Pulmonary Artery Diastolic Pressure
Pulmonary artery diastolic pressure is a reasonable surrogate for PAOP
(when you don’t want to wedge for whatever reason.)
- PADP is usually within about 5mmHg of PAOP
- PADP will be more than 5mmHg different if the patient is tachycardic or there is a condition which increases pulmonary vascular resistance
- The relationship between PAOP and PADp is stable:
- If the PAOP is 5mmHg below the PADP, you can expect that to stay that way for at least a few hours; so you don’t need to keep wedging
The PADP is usually higher than the PAWP.
- The diastolic pressure in the pulmonary arteries is higher because of the resistance to flow in the pulmonary arterial network;
- Thus if the flow is abolished (by occluding the artery) the pressure drops.
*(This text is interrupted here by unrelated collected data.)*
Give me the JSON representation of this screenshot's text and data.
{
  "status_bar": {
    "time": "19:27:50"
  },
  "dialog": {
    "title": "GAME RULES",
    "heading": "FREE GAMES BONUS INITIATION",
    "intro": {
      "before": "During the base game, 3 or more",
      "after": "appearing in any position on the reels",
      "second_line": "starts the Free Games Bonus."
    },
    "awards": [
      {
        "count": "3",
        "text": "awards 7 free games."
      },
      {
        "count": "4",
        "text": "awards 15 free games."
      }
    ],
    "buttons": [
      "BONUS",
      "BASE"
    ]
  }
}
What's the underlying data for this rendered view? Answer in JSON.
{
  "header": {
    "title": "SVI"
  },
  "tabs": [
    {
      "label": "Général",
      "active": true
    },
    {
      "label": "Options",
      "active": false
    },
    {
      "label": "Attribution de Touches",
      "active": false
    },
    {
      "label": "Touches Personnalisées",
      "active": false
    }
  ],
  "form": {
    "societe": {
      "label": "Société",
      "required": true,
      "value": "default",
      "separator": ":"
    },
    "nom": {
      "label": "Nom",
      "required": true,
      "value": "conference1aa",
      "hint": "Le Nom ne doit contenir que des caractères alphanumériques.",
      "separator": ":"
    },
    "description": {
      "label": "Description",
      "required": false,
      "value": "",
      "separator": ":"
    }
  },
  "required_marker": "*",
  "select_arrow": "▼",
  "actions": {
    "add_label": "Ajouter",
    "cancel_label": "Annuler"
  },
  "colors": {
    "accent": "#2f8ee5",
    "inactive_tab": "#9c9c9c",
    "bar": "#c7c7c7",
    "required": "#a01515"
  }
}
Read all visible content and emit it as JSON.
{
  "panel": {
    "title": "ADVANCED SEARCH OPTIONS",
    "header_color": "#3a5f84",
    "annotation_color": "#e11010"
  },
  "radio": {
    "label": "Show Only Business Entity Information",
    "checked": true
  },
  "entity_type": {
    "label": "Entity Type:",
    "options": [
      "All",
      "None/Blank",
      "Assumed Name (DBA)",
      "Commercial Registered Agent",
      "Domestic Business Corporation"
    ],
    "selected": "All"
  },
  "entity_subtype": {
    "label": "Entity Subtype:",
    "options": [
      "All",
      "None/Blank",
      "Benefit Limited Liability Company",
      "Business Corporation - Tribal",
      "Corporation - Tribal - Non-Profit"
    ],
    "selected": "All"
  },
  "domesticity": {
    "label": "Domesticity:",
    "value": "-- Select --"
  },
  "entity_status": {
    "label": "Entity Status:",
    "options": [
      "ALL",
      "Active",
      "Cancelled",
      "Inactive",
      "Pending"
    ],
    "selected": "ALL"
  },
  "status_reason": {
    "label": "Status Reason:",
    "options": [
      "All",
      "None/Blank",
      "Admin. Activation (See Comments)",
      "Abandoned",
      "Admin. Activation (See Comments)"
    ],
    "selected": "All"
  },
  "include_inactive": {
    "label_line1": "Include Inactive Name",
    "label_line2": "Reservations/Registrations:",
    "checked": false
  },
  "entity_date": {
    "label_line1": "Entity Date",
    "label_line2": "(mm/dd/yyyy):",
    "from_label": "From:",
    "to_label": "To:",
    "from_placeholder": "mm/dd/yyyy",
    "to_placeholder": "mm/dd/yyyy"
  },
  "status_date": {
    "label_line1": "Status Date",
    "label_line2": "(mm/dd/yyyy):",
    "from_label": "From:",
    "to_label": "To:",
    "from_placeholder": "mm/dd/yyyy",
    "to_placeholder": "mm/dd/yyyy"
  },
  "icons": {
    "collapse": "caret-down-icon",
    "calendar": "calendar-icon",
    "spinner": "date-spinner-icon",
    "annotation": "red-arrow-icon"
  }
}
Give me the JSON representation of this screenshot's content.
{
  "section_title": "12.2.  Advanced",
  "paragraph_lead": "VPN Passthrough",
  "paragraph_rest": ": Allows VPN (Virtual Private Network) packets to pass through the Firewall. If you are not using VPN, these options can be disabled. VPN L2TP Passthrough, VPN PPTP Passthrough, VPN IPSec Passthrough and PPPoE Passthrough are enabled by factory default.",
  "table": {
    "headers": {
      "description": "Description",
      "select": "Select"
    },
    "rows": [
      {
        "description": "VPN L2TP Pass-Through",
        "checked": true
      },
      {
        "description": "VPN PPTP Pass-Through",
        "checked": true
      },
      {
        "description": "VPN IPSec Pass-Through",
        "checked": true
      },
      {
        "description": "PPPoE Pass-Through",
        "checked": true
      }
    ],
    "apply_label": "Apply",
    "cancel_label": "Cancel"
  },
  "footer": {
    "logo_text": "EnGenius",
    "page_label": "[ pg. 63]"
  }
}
- If the PADP is LOWER than the PAWP, the PAWP measurement is probably wrong.
- It may mean your catheter tip position needs to be changed.
PADP is a measure of pulmonary hypertension
- As said before, the diastolic pressure in the pulmonary arteries is higher because there is flow, and resistance to this flow.
- Once you abolish flow, you also abolish resistance, and the pressure drops.
- Thus, the difference between PADP and PAOP is a surrogate measure of pulmonary vascular resistance
Thus: If the PADP is SIGNIFICANTLY HIGHER than the PAWP, there is probably pulmonary hypertension.
How much higher? 6mmHg is the usually quoted number.